I not only welcome reasonable scepticism, but I do my best to facilitate it. I have accrued sufficient evidence over time of my own fallibility, and idiocy, that I now try to give people the opportunity to spot mistakes so that I might correct them. As a happy bonus, this also gives people a way of verifying whether the work was done in the right spirit or not.

To that end we work in the open, so all the evidence you need to back up your assertions, or assuage your doubts, has been available since the first day we started:

* Here's the experiment, with its 1025 commits going back to 2015 https://github.com/softdevteam/warmup_experiment/ -- note that the benchmarks are slurped in before we'd even got many of the VMs compiling. * You can also see from the first commit that we simply slurped in the CLBG benchmarks wholesale from a previous paper that was done some time before I had any inkling that there might be warmup problems https://github.com/ltratt/vms_experiment/ * Here's the repo for the paper itself, where you can see us getting to grips with what we were seeing over several years https://github.com/softdevteam/warmup_paper * The snapshots of the paper we released are at https://arxiv.org/abs/1602.00602v1 -- the first version ("V1") clearly shows problems but we had no statistical analysis (note that the first version has a different author list than the final version, and the author added later was a stats expert). * The raw data for the releases of the experiment are at https://archive.org/download/softdev_warmup_experiment_artef... so you can run your own statistical analysis on them.

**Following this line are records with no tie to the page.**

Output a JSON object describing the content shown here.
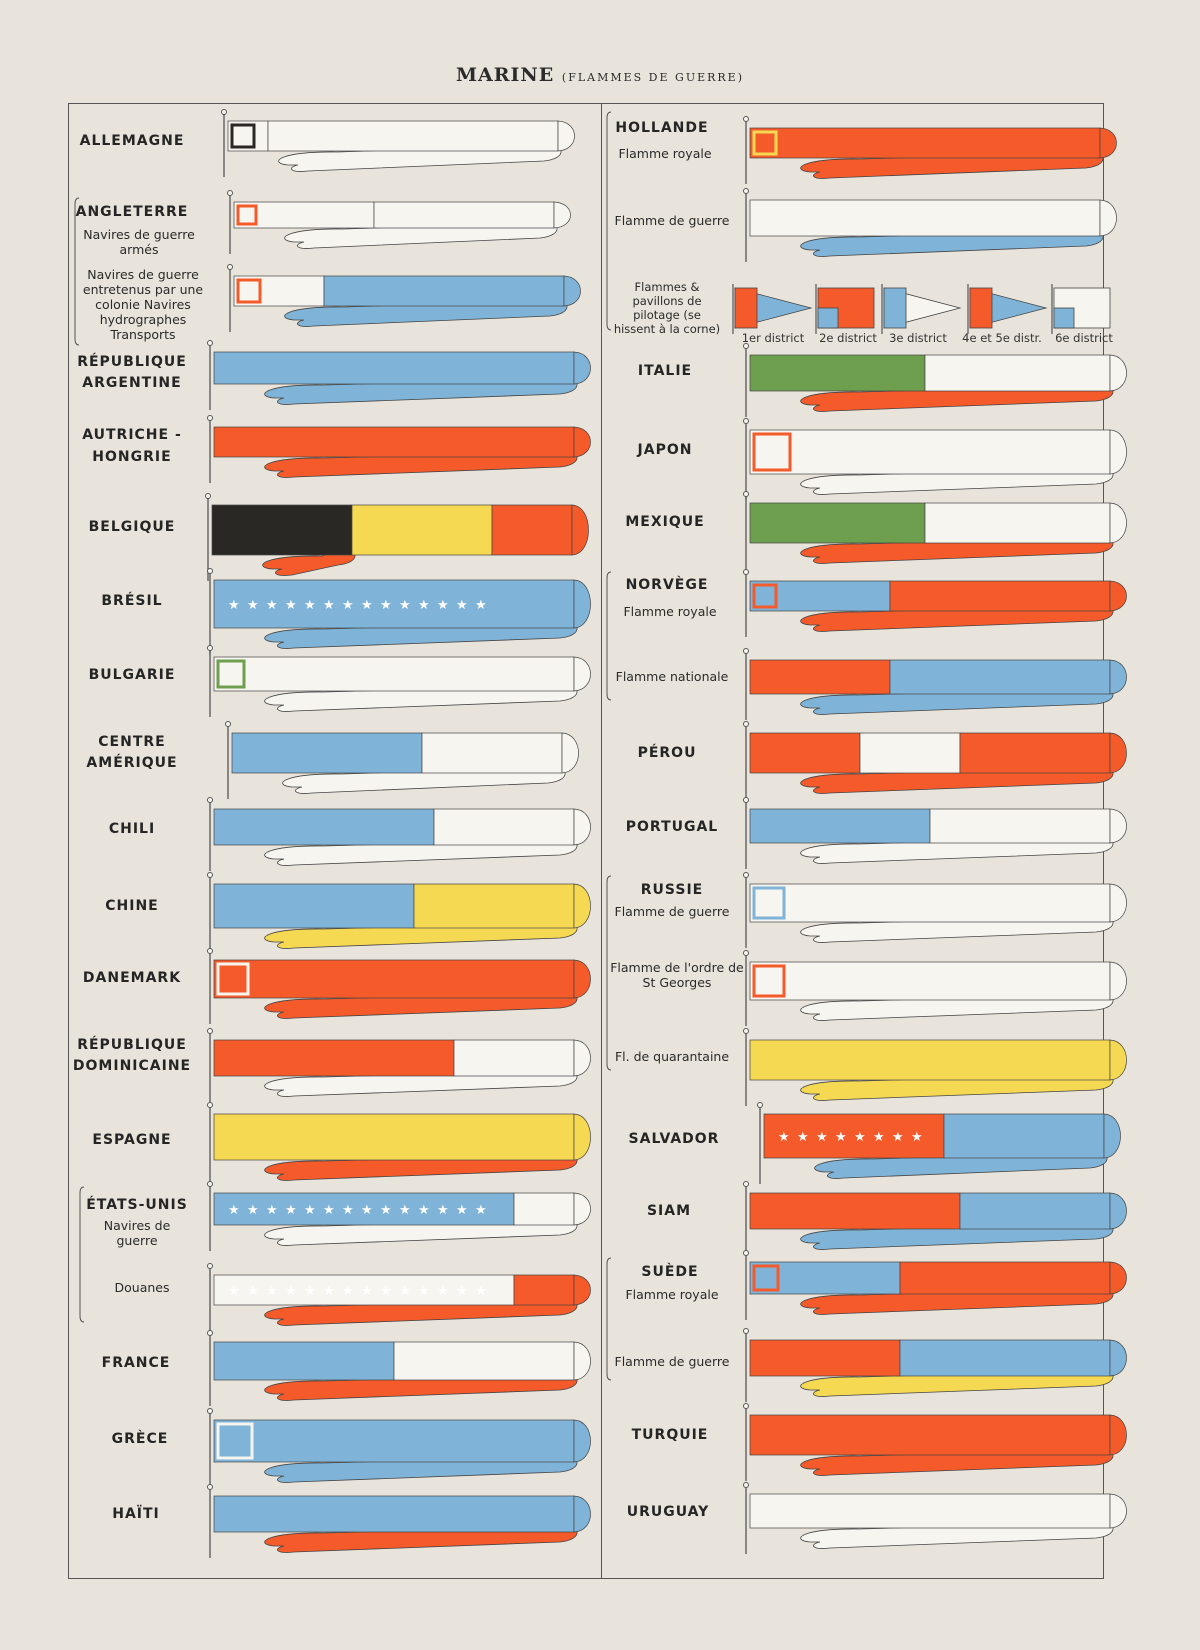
{
  "title": {
    "main": "MARINE",
    "sub": "(FLAMMES DE GUERRE)"
  },
  "colors": {
    "red": "#f45a2a",
    "blue": "#7fb4d8",
    "white": "#f7f5f0",
    "yellow": "#f6d952",
    "green": "#6d9f4f",
    "black": "#2a2824",
    "background": "#e9e4db"
  },
  "left": {
    "allemagne": "ALLEMAGNE",
    "angleterre": "ANGLETERRE",
    "angleterre_sub1": "Navires de guerre armés",
    "angleterre_sub2": "Navires de guerre entretenus par une colonie Navires hydrographes Transports",
    "argentine_1": "RÉPUBLIQUE",
    "argentine_2": "ARGENTINE",
    "autriche_1": "AUTRICHE -",
    "autriche_2": "HONGRIE",
    "belgique": "BELGIQUE",
    "bresil": "BRÉSIL",
    "bulgarie": "BULGARIE",
    "centre_1": "CENTRE",
    "centre_2": "AMÉRIQUE",
    "chili": "CHILI",
    "chine": "CHINE",
    "danemark": "DANEMARK",
    "dominicaine_1": "RÉPUBLIQUE",
    "dominicaine_2": "DOMINICAINE",
    "espagne": "ESPAGNE",
    "etats_unis": "ÉTATS-UNIS",
    "etats_unis_sub1": "Navires de guerre",
    "etats_unis_sub2": "Douanes",
    "france": "FRANCE",
    "grece": "GRÈCE",
    "haiti": "HAÏTI"
  },
  "right": {
    "hollande": "HOLLANDE",
    "hollande_sub1": "Flamme royale",
    "hollande_sub2": "Flamme de guerre",
    "hollande_sub3": "Flammes & pavillons de pilotage (se hissent à la corne)",
    "districts": [
      "1er district",
      "2e district",
      "3e district",
      "4e et 5e distr.",
      "6e district"
    ],
    "italie": "ITALIE",
    "japon": "JAPON",
    "mexique": "MEXIQUE",
    "norvege": "NORVÈGE",
    "norvege_sub1": "Flamme royale",
    "norvege_sub2": "Flamme nationale",
    "perou": "PÉROU",
    "portugal": "PORTUGAL",
    "russie": "RUSSIE",
    "russie_sub1": "Flamme de guerre",
    "russie_sub2": "Flamme de l'ordre de St Georges",
    "russie_sub3": "Fl. de quarantaine",
    "salvador": "SALVADOR",
    "siam": "SIAM",
    "suede": "SUÈDE",
    "suede_sub1": "Flamme royale",
    "suede_sub2": "Flamme de guerre",
    "turquie": "TURQUIE",
    "uruguay": "URUGUAY"
  }
}
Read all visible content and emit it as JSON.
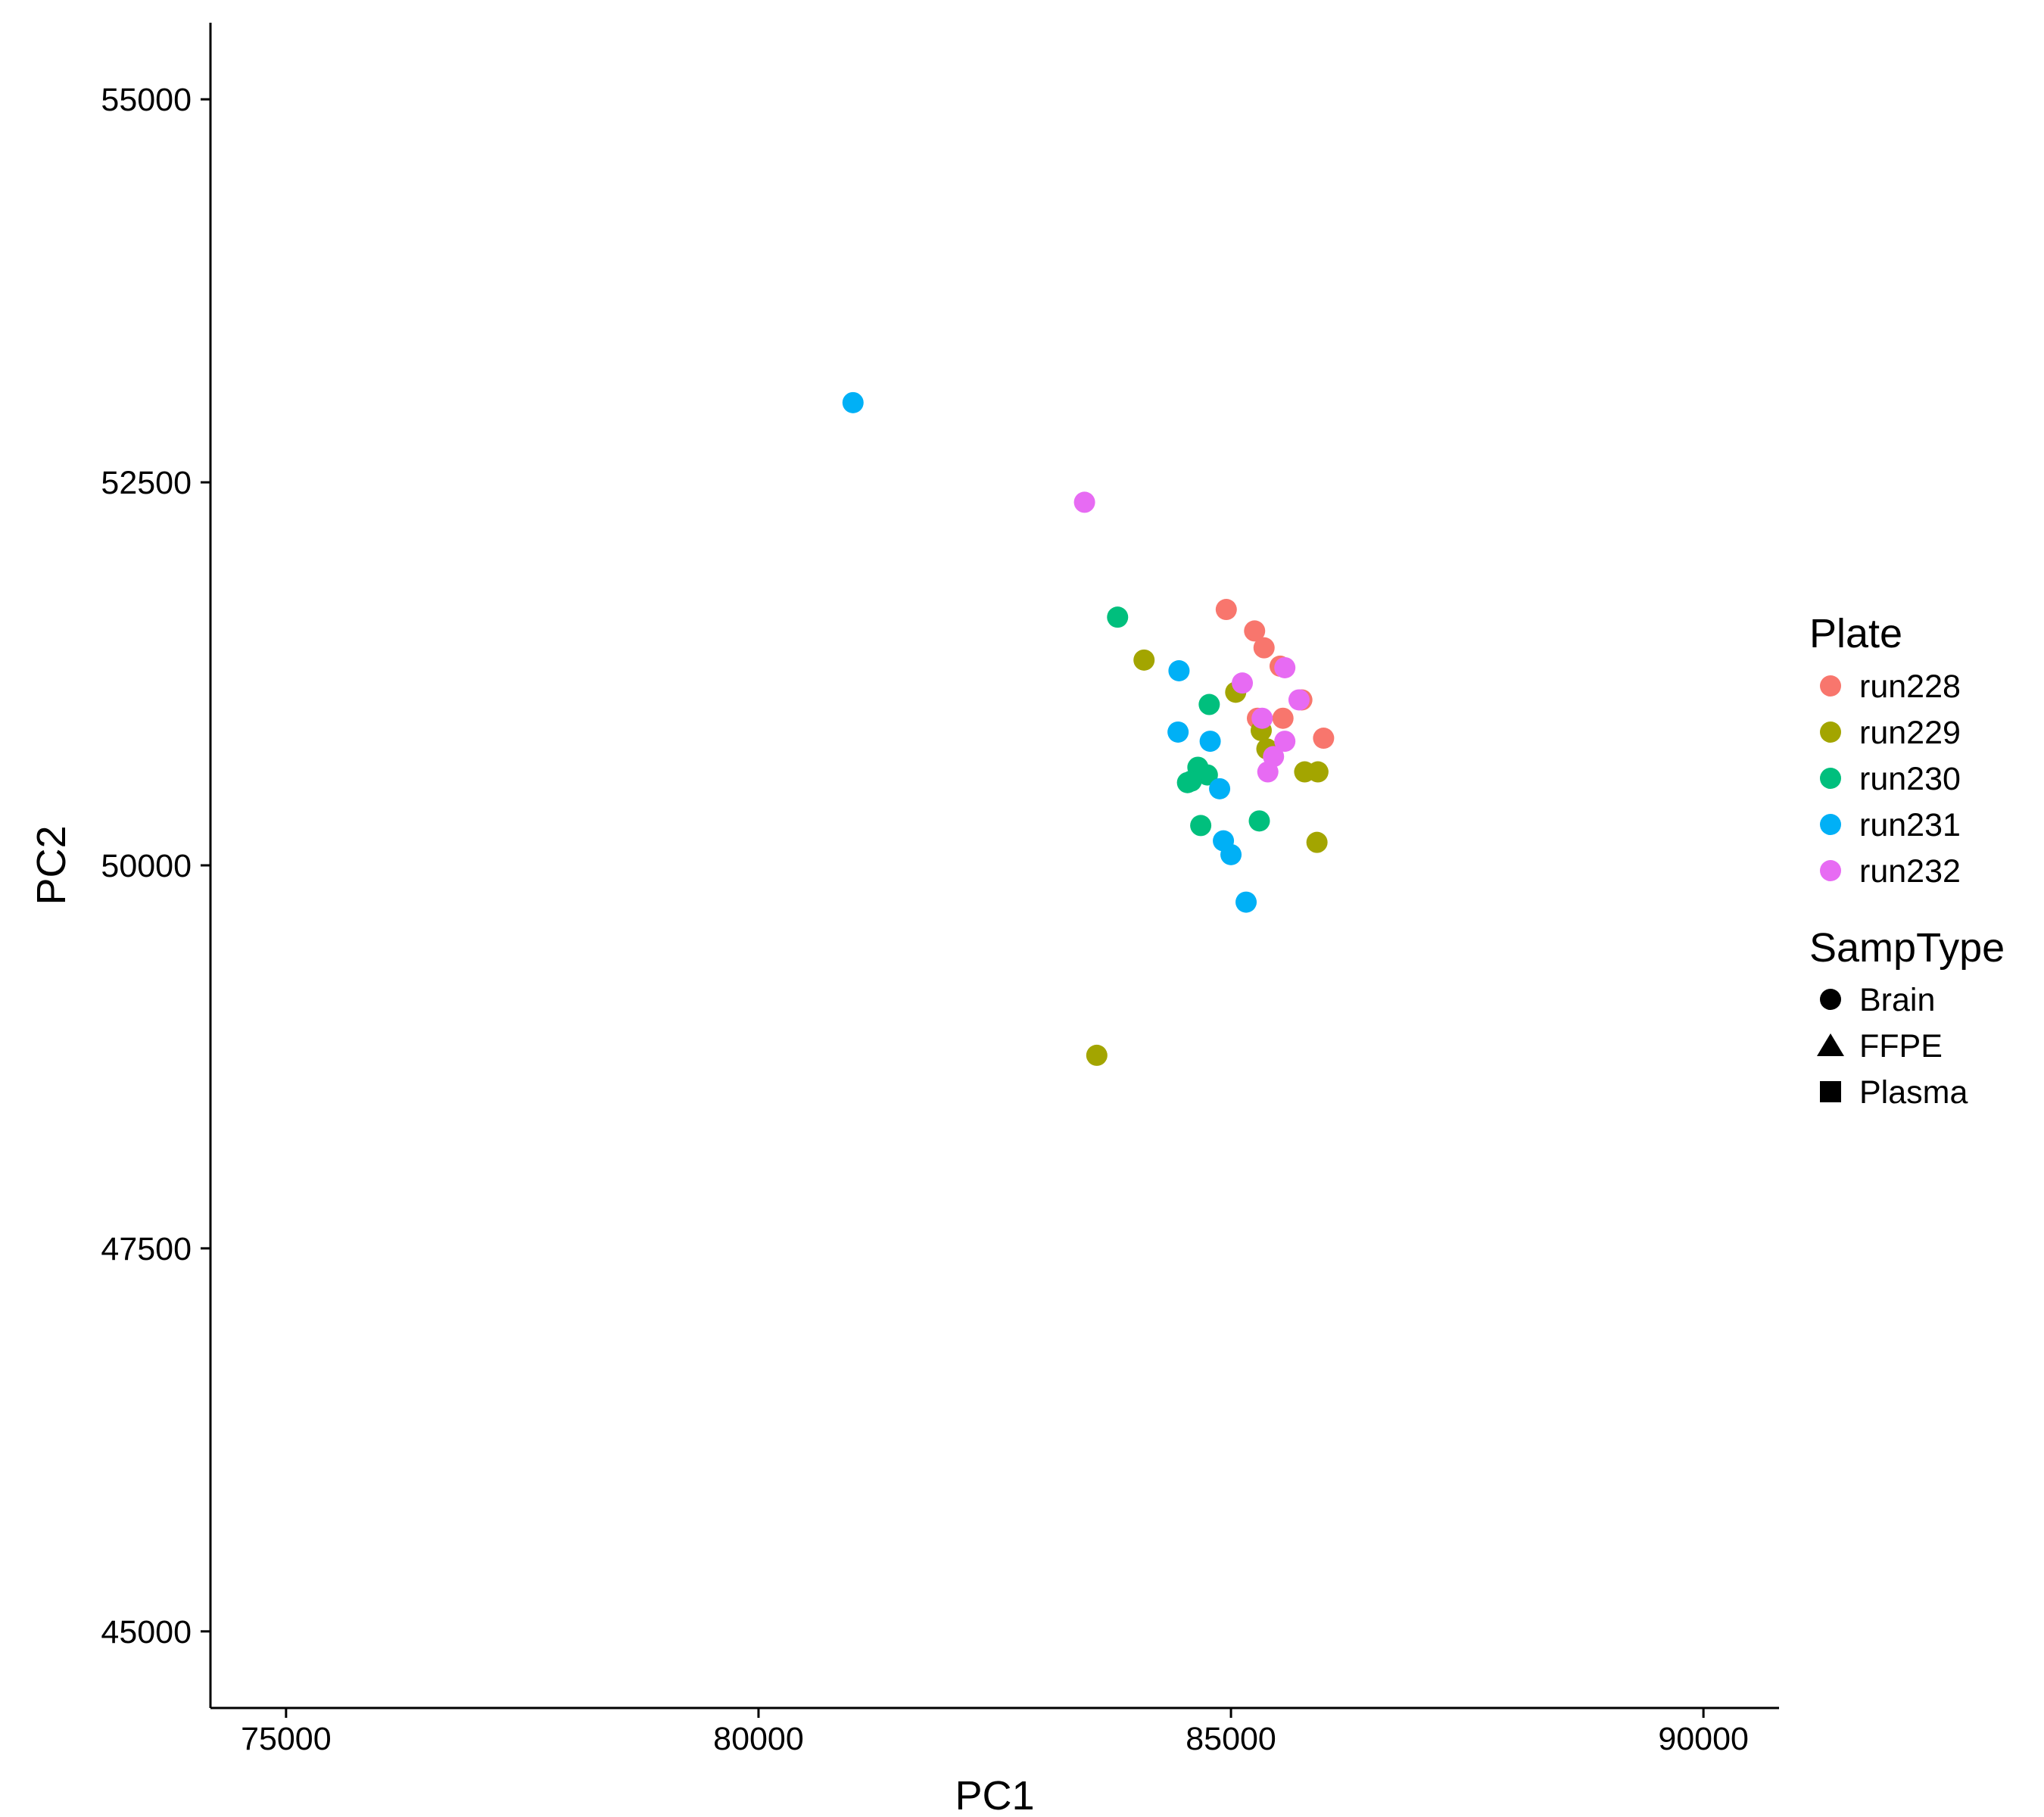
{
  "chart_data": {
    "type": "scatter",
    "title": "",
    "xlabel": "PC1",
    "ylabel": "PC2",
    "xlim": [
      74200,
      90800
    ],
    "ylim": [
      44500,
      55500
    ],
    "x_ticks": [
      75000,
      80000,
      85000,
      90000
    ],
    "y_ticks": [
      45000,
      47500,
      50000,
      52500,
      55000
    ],
    "grid": false,
    "legend": {
      "placement": "right",
      "color_title": "Plate",
      "shape_title": "SampType",
      "plates": [
        {
          "name": "run228",
          "color": "#F8766D"
        },
        {
          "name": "run229",
          "color": "#A3A500"
        },
        {
          "name": "run230",
          "color": "#00BF7D"
        },
        {
          "name": "run231",
          "color": "#00B0F6"
        },
        {
          "name": "run232",
          "color": "#E76BF3"
        }
      ],
      "shapes": [
        {
          "name": "Brain",
          "shape": "circle"
        },
        {
          "name": "FFPE",
          "shape": "triangle"
        },
        {
          "name": "Plasma",
          "shape": "square"
        }
      ]
    },
    "series": [
      {
        "name": "run228",
        "shape": "circle",
        "x": [
          84950,
          85250,
          85350,
          85520,
          85750,
          85550,
          85980,
          85280
        ],
        "y": [
          51670,
          51530,
          51420,
          51300,
          51080,
          50960,
          50830,
          50960
        ]
      },
      {
        "name": "run229",
        "shape": "circle",
        "x": [
          84080,
          85050,
          85320,
          85380,
          85780,
          85920,
          85910,
          83580
        ],
        "y": [
          51340,
          51130,
          50880,
          50760,
          50610,
          50610,
          50150,
          48760
        ]
      },
      {
        "name": "run230",
        "shape": "circle",
        "x": [
          83800,
          84770,
          84650,
          84750,
          84580,
          84540,
          84680,
          85300
        ],
        "y": [
          51620,
          51050,
          50640,
          50590,
          50550,
          50540,
          50260,
          50290
        ]
      },
      {
        "name": "run231",
        "shape": "circle",
        "x": [
          81000,
          84450,
          84440,
          84780,
          84880,
          84920,
          85000,
          85160
        ],
        "y": [
          53020,
          51270,
          50870,
          50810,
          50500,
          50160,
          50070,
          49760
        ]
      },
      {
        "name": "run232",
        "shape": "circle",
        "x": [
          83450,
          85570,
          85120,
          85720,
          85330,
          85570,
          85450,
          85390
        ],
        "y": [
          52370,
          51290,
          51190,
          51080,
          50960,
          50810,
          50710,
          50610
        ]
      }
    ]
  }
}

To be clear, our paper is (or, at least, I hope is) clear to scope its assertions. It doesn't say "VMs never warmup" or even "VMs only warmup X% of the time". It says "in this cross-language, cross-VM, benchmark suite of small benchmarks we observed warmup X% of the time, and that might suggest there are broader problems, but we can't say for sure". There are various possible hypotheses which could explain what we saw, including "only microbenchmarks, or this set of microbenchmarks, show this problem". Personally, that doesn't feel like the most likely explanation, but I have been wrong about bigger things before!